Kroll and Pappas go down slippery slopes in this affectionate comedy.
I attended a special screening of “Olympic Dreams,” and met the collaborators of it: director Jeremy Teicher, and writers/stars Nick Kroll and Alexi Pappas. I asked them about whether the characters were on the spectrum, being that I’m an autistic film critic, and Pappas explained about about how she knew someone who saw the film and moved him in that notion. And she explains how her character isn’t autistic, but emotional, of course.
I asked that, because their characters Ezra (Kroll) and Penelope (Pappas) introduce themselves in a straightforward manner, and are socially awkward. And whether or not it was expressing the disability, their characters really touched me.
“Olympic Dreams” is a funny, sweet, and unusual Indie comedy that introduces us to different characters in familiar territories. They collaborators have actually filmed this at the Pyeong Chang 2018 Winter Olympics, and their interactions with people is barely acted, but feels realistic. Because it was in a sort-of way.
Ezra is a volunteer dentist, and Penelope is an Olympian, both of whom meet in the cafeteria, and after a few meetings, they begin to spend time with one another.
Yes, it’s a short movie (running about 80 minutes or more), but they express themselves with ease and patience, as Ezra feels he’s in an awkward situation, while Penelope wants him to get his mind straight on what he wants.
Kroll is known for comedic roles in such films as “Get Him to the Greek,” “Uncle Drew,” and “Sausage Party,” and he also created and voiced in the hit Netflix show “Big Mouth.” I complimented him on that show, because of how it’s hilarious, fearless, and respectful towards men and women, and he was very nice about it. And he has taken more serious roles like in “Loving” and “Operation Finale,” and now with “Olympic Dreams,” it’s refreshing to see him take on these kind of films.
He also has a steady connection with Pappas, who I’ve never heard of before, but I believe she will have a future in the movie business. She’s vibrant, lovable, and open-minded. Matter of fact, both their characters are.
It gets a little complicated during the middle of their chemistry (after all, that’s how most relationships get), but once you see how they handle things on a low-key manner, you’re able to acknowledge their choices, their friendship, their personalities, and their futures.

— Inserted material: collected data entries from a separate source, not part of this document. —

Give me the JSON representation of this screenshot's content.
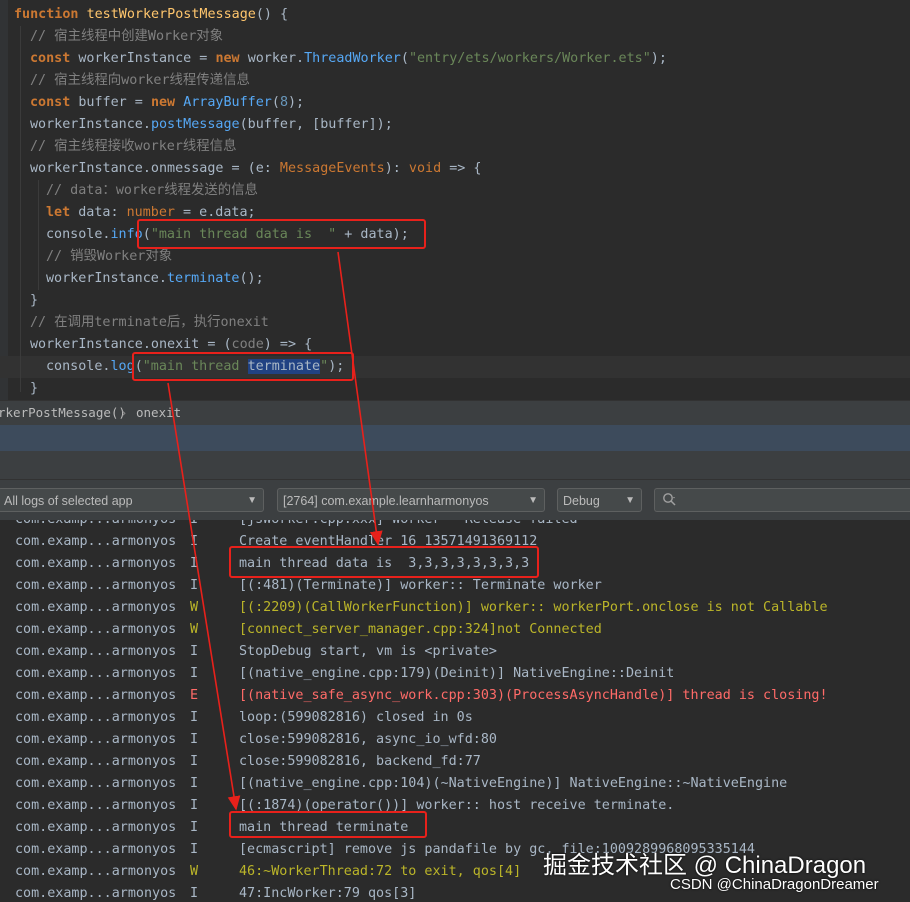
{
  "editor": {
    "lines": [
      {
        "parts": [
          [
            "kw",
            "function "
          ],
          [
            "fn",
            "testWorkerPostMessage"
          ],
          [
            "p",
            "() {"
          ]
        ]
      },
      {
        "parts": [
          [
            "cmt",
            "// 宿主线程中创建Worker对象"
          ]
        ]
      },
      {
        "parts": [
          [
            "kw",
            "const "
          ],
          [
            "p",
            "workerInstance = "
          ],
          [
            "kw",
            "new "
          ],
          [
            "p",
            "worker."
          ],
          [
            "method",
            "ThreadWorker"
          ],
          [
            "p",
            "("
          ],
          [
            "str",
            "\"entry/ets/workers/Worker.ets\""
          ],
          [
            "p",
            ");"
          ]
        ]
      },
      {
        "parts": [
          [
            "cmt",
            "// 宿主线程向worker线程传递信息"
          ]
        ]
      },
      {
        "parts": [
          [
            "kw",
            "const "
          ],
          [
            "p",
            "buffer = "
          ],
          [
            "kw",
            "new "
          ],
          [
            "method",
            "ArrayBuffer"
          ],
          [
            "p",
            "("
          ],
          [
            "num",
            "8"
          ],
          [
            "p",
            ");"
          ]
        ]
      },
      {
        "parts": [
          [
            "p",
            "workerInstance."
          ],
          [
            "method",
            "postMessage"
          ],
          [
            "p",
            "(buffer, [buffer]);"
          ]
        ]
      },
      {
        "parts": [
          [
            "cmt",
            "// 宿主线程接收worker线程信息"
          ]
        ]
      },
      {
        "parts": [
          [
            "p",
            "workerInstance.onmessage = (e: "
          ],
          [
            "typ",
            "MessageEvents"
          ],
          [
            "p",
            "): "
          ],
          [
            "typ",
            "void"
          ],
          [
            "p",
            " => {"
          ]
        ]
      },
      {
        "parts": [
          [
            "cmt",
            "// data：worker线程发送的信息"
          ]
        ]
      },
      {
        "parts": [
          [
            "kw",
            "let "
          ],
          [
            "p",
            "data: "
          ],
          [
            "typ",
            "number"
          ],
          [
            "p",
            " = e.data;"
          ]
        ]
      },
      {
        "parts": [
          [
            "p",
            "console."
          ],
          [
            "method",
            "info"
          ],
          [
            "p",
            "("
          ],
          [
            "str",
            "\"main thread data is  \""
          ],
          [
            "p",
            " + data);"
          ]
        ]
      },
      {
        "parts": [
          [
            "cmt",
            "// 销毁Worker对象"
          ]
        ]
      },
      {
        "parts": [
          [
            "p",
            "workerInstance."
          ],
          [
            "method",
            "terminate"
          ],
          [
            "p",
            "();"
          ]
        ]
      },
      {
        "parts": [
          [
            "p",
            "}"
          ]
        ]
      },
      {
        "parts": [
          [
            "cmt",
            "// 在调用terminate后，执行onexit"
          ]
        ]
      },
      {
        "parts": [
          [
            "p",
            "workerInstance.onexit = ("
          ],
          [
            "cmt",
            "code"
          ],
          [
            "p",
            ") => {"
          ]
        ]
      },
      {
        "parts": [
          [
            "p",
            "console."
          ],
          [
            "method",
            "log"
          ],
          [
            "p",
            "("
          ],
          [
            "str",
            "\"main thread "
          ],
          [
            "sel",
            "terminate"
          ],
          [
            "str",
            "\""
          ],
          [
            "p",
            ");"
          ]
        ]
      },
      {
        "parts": [
          [
            "p",
            "}"
          ]
        ]
      }
    ]
  },
  "breadcrumb": {
    "function_name": "rkerPostMessage()",
    "separator": "›",
    "member": "onexit"
  },
  "filters": {
    "log_scope": "All logs of selected app",
    "process": "[2764] com.example.learnharmonyos",
    "level": "Debug",
    "search_placeholder": ""
  },
  "logs": [
    {
      "src": "com.examp...armonyos",
      "lvl": "I",
      "msg": "[jsWorker.cpp:xxx] Worker ~ Release failed"
    },
    {
      "src": "com.examp...armonyos",
      "lvl": "I",
      "msg": "Create eventHandler 16_13571491369112"
    },
    {
      "src": "com.examp...armonyos",
      "lvl": "I",
      "msg": "main thread data is  3,3,3,3,3,3,3,3"
    },
    {
      "src": "com.examp...armonyos",
      "lvl": "I",
      "msg": "[(:481)(Terminate)] worker:: Terminate worker"
    },
    {
      "src": "com.examp...armonyos",
      "lvl": "W",
      "msg": "[(:2209)(CallWorkerFunction)] worker:: workerPort.onclose is not Callable"
    },
    {
      "src": "com.examp...armonyos",
      "lvl": "W",
      "msg": "[connect_server_manager.cpp:324]not Connected"
    },
    {
      "src": "com.examp...armonyos",
      "lvl": "I",
      "msg": "StopDebug start, vm is <private>"
    },
    {
      "src": "com.examp...armonyos",
      "lvl": "I",
      "msg": "[(native_engine.cpp:179)(Deinit)] NativeEngine::Deinit"
    },
    {
      "src": "com.examp...armonyos",
      "lvl": "E",
      "msg": "[(native_safe_async_work.cpp:303)(ProcessAsyncHandle)] thread is closing!"
    },
    {
      "src": "com.examp...armonyos",
      "lvl": "I",
      "msg": "loop:(599082816) closed in 0s"
    },
    {
      "src": "com.examp...armonyos",
      "lvl": "I",
      "msg": "close:599082816, async_io_wfd:80"
    },
    {
      "src": "com.examp...armonyos",
      "lvl": "I",
      "msg": "close:599082816, backend_fd:77"
    },
    {
      "src": "com.examp...armonyos",
      "lvl": "I",
      "msg": "[(native_engine.cpp:104)(~NativeEngine)] NativeEngine::~NativeEngine"
    },
    {
      "src": "com.examp...armonyos",
      "lvl": "I",
      "msg": "[(:1874)(operator())] worker:: host receive terminate."
    },
    {
      "src": "com.examp...armonyos",
      "lvl": "I",
      "msg": "main thread terminate"
    },
    {
      "src": "com.examp...armonyos",
      "lvl": "I",
      "msg": "[ecmascript] remove js pandafile by gc, file:1009289968095335144"
    },
    {
      "src": "com.examp...armonyos",
      "lvl": "W",
      "msg": "46:~WorkerThread:72 to exit, qos[4]"
    },
    {
      "src": "com.examp...armonyos",
      "lvl": "I",
      "msg": "47:IncWorker:79 qos[3]"
    }
  ],
  "watermark": {
    "main": "掘金技术社区 @ ChinaDragon",
    "sub": "CSDN @ChinaDragonDreamer"
  },
  "colors": {
    "annotation": "#e8211b",
    "warning": "#bbb529",
    "error": "#ff6b68"
  }
}
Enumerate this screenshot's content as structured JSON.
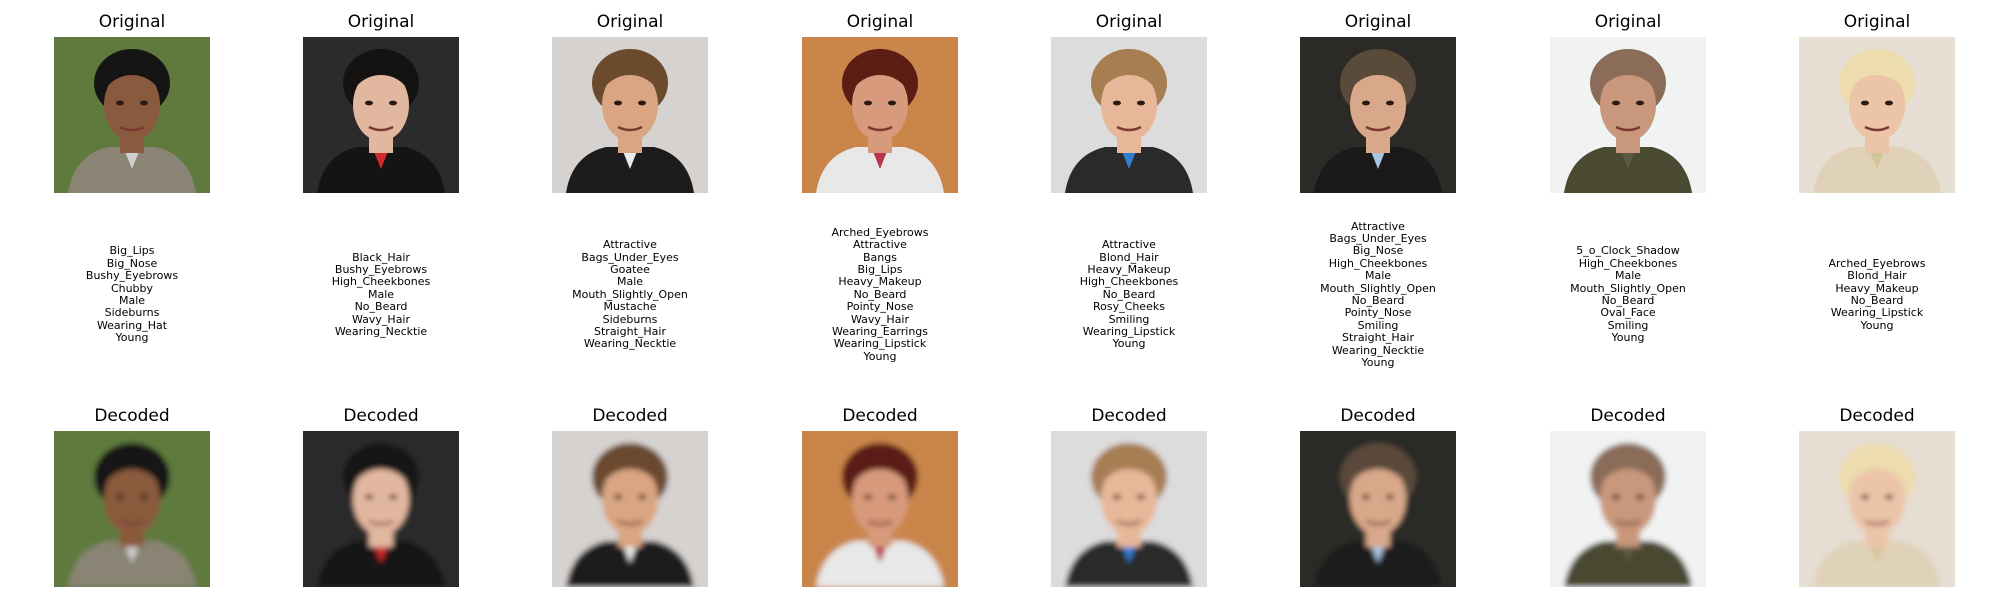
{
  "panels": [
    {
      "original_title": "Original",
      "decoded_title": "Decoded",
      "attributes": [
        "Big_Lips",
        "Big_Nose",
        "Bushy_Eyebrows",
        "Chubby",
        "Male",
        "Sideburns",
        "Wearing_Hat",
        "Young"
      ],
      "colors": {
        "bg": "#5f7a3c",
        "hair": "#151515",
        "skin": "#8a5a3e",
        "shirt": "#8a8474",
        "accent": "#cfcfcf"
      }
    },
    {
      "original_title": "Original",
      "decoded_title": "Decoded",
      "attributes": [
        "Black_Hair",
        "Bushy_Eyebrows",
        "High_Cheekbones",
        "Male",
        "No_Beard",
        "Wavy_Hair",
        "Wearing_Necktie"
      ],
      "colors": {
        "bg": "#2b2b2b",
        "hair": "#151212",
        "skin": "#e2b7a0",
        "shirt": "#141414",
        "accent": "#d22a2a"
      }
    },
    {
      "original_title": "Original",
      "decoded_title": "Decoded",
      "attributes": [
        "Attractive",
        "Bags_Under_Eyes",
        "Goatee",
        "Male",
        "Mouth_Slightly_Open",
        "Mustache",
        "Sideburns",
        "Straight_Hair",
        "Wearing_Necktie"
      ],
      "colors": {
        "bg": "#d6d2d0",
        "hair": "#6b4a2e",
        "skin": "#d9a582",
        "shirt": "#1c1c1c",
        "accent": "#e9e9e9"
      }
    },
    {
      "original_title": "Original",
      "decoded_title": "Decoded",
      "attributes": [
        "Arched_Eyebrows",
        "Attractive",
        "Bangs",
        "Big_Lips",
        "Heavy_Makeup",
        "No_Beard",
        "Pointy_Nose",
        "Wavy_Hair",
        "Wearing_Earrings",
        "Wearing_Lipstick",
        "Young"
      ],
      "colors": {
        "bg": "#c9854a",
        "hair": "#5a1e14",
        "skin": "#d89a7c",
        "shirt": "#e8e8e8",
        "accent": "#b8344a"
      }
    },
    {
      "original_title": "Original",
      "decoded_title": "Decoded",
      "attributes": [
        "Attractive",
        "Blond_Hair",
        "Heavy_Makeup",
        "High_Cheekbones",
        "No_Beard",
        "Rosy_Cheeks",
        "Smiling",
        "Wearing_Lipstick",
        "Young"
      ],
      "colors": {
        "bg": "#dcdcdc",
        "hair": "#a77d52",
        "skin": "#e8b79a",
        "shirt": "#2a2a2a",
        "accent": "#2f7fd0"
      }
    },
    {
      "original_title": "Original",
      "decoded_title": "Decoded",
      "attributes": [
        "Attractive",
        "Bags_Under_Eyes",
        "Big_Nose",
        "High_Cheekbones",
        "Male",
        "Mouth_Slightly_Open",
        "No_Beard",
        "Pointy_Nose",
        "Smiling",
        "Straight_Hair",
        "Wearing_Necktie",
        "Young"
      ],
      "colors": {
        "bg": "#2c2a26",
        "hair": "#5a4a3a",
        "skin": "#d9a88a",
        "shirt": "#1a1a1a",
        "accent": "#a9c4e0"
      }
    },
    {
      "original_title": "Original",
      "decoded_title": "Decoded",
      "attributes": [
        "5_o_Clock_Shadow",
        "High_Cheekbones",
        "Male",
        "Mouth_Slightly_Open",
        "No_Beard",
        "Oval_Face",
        "Smiling",
        "Young"
      ],
      "colors": {
        "bg": "#f1f3f3",
        "hair": "#8a6c58",
        "skin": "#c9977c",
        "shirt": "#4a4a32",
        "accent": "#5a5a40"
      }
    },
    {
      "original_title": "Original",
      "decoded_title": "Decoded",
      "attributes": [
        "Arched_Eyebrows",
        "Blond_Hair",
        "Heavy_Makeup",
        "No_Beard",
        "Wearing_Lipstick",
        "Young"
      ],
      "colors": {
        "bg": "#e6ddd3",
        "hair": "#ecdcae",
        "skin": "#ecc4a8",
        "shirt": "#e0d2b8",
        "accent": "#d4c49a"
      }
    }
  ]
}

And they also use the actual Winter Olympics very wisely. With Teicher’s guidance and assistance, it looks beautiful-the South Korea locations, the landscapes, and their values-and it doesn’t glamorize them. We’re able to see them have fun outside the events, and deal with their drama within the events. It’s artistic in this way.
The movie has its heart and comedy in the right place, and that’s why I promised Kroll, Pappas, and Teicher I would spread the word of it.